The two female dragon lizards switch from antagonist to amicable when one of them develops a masculine trait.
The Sea Life Aquarium in Melbourne once kept a male Boyd lizard and two females of the same species. Shortly after the male’s death, staff noticed unusual changes in one of the female dragon lizards. After careful observation, they concluded that it was a sex change, which had never been noticed before in adult reptiles.
Boyd lizards are small, arboreal lizards found in the rainforest of northern Queensland. Before changing her sex, the female dragon lizard once mated with males and laid eggs, helping aquarium staff confirm her sex. However, he has now stopped spawning and developing many masculine traits, including the testes.
Staff at Tom Fair said that the two female dragon lizards have had strong competition over the years, although one was clearly dominant. “The first thing that caught our attention about the change was that the two animals started to get along, on the same branches rather than at the ends of the tank, looking at each other,” Fair said.

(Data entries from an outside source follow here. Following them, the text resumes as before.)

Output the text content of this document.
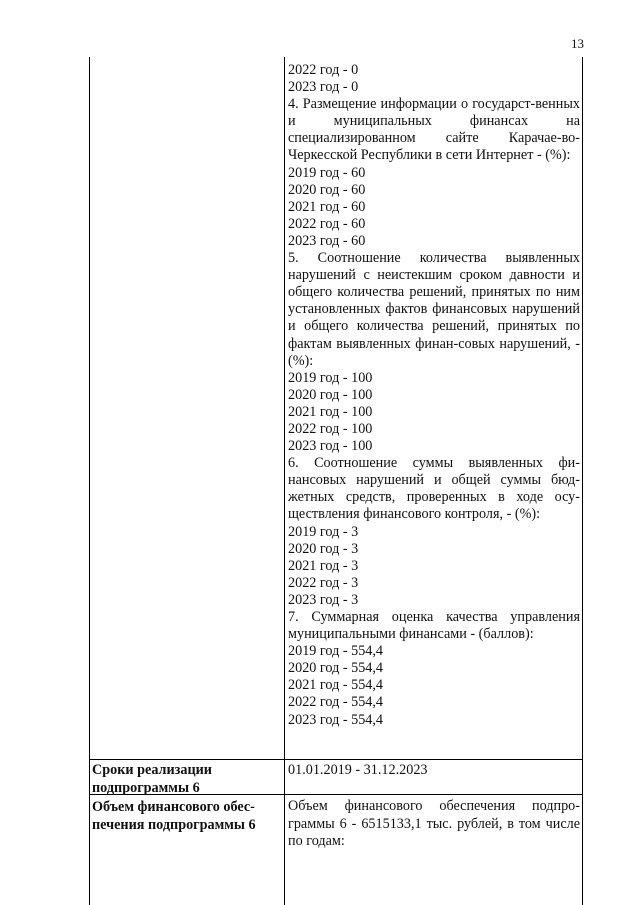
13

2022 год - 0

2023 год - 0

4. Размещение информации о государст-венных и муниципальных финансах на специализированном сайте Карачае-во-Черкесской Республики в сети Интернет - (%):

2019 год - 60

2020 год - 60

2021 год - 60

2022 год - 60

2023 год - 60

5. Соотношение количества выявленных нарушений с неистекшим сроком давности и общего количества решений, принятых по ним установленных фактов финансовых нарушений и общего количества решений, принятых по фактам выявленных финан-совых нарушений, - (%):

2019 год - 100

2020 год - 100

2021 год - 100

2022 год - 100

2023 год - 100

6. Соотношение суммы выявленных фи-нансовых нарушений и общей суммы бюд-жетных средств, проверенных в ходе осу-ществления финансового контроля, - (%):

2019 год - 3

2020 год - 3

2021 год - 3

2022 год - 3

2023 год - 3

7. Суммарная оценка качества управления муниципальными финансами - (баллов):

2019 год - 554,4

2020 год - 554,4

2021 год - 554,4

2022 год - 554,4

2023 год - 554,4

Сроки реализации подпрограммы 6
01.01.2019 - 31.12.2023
Объем финансового обес-печения подпрограммы 6
Объем финансового обеспечения подпро-граммы 6 - 6515133,1 тыс. рублей, в том числе по годам:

This could be the result of the male dying or moving to a new cage at the same time. However, aquarium staff observed that the dominant dragon lizard continued to grow, even though it had previously reached a common female weight of 100g. In addition, its ridge becomes thicker, a noticeable difference between male and female in this species.
The process went very slowly, but the dragon lizard now weighs 160g, a common weight for males. “We did an ultrasound test to identify the animal’s reproductive organs. Surprisingly, we found that it no longer had ovarian tissue, but rather mature testes. I think this is the first time that a transgender occurs in Boyd’s dragon lizard, ”Fair said.
The aquarium did not have the resources to test the dragon lizard’s genetics to see if it had an abnormal chromosome, or it was an evolutionary response when a female did not have a male nearby. Fair said the aquarium was discussing the tests with scientists. Meanwhile, the remaining female still regularly lays eggs and aquarium staff are checking to see if any eggs have been fertilized, as well as mating behavior between two animals.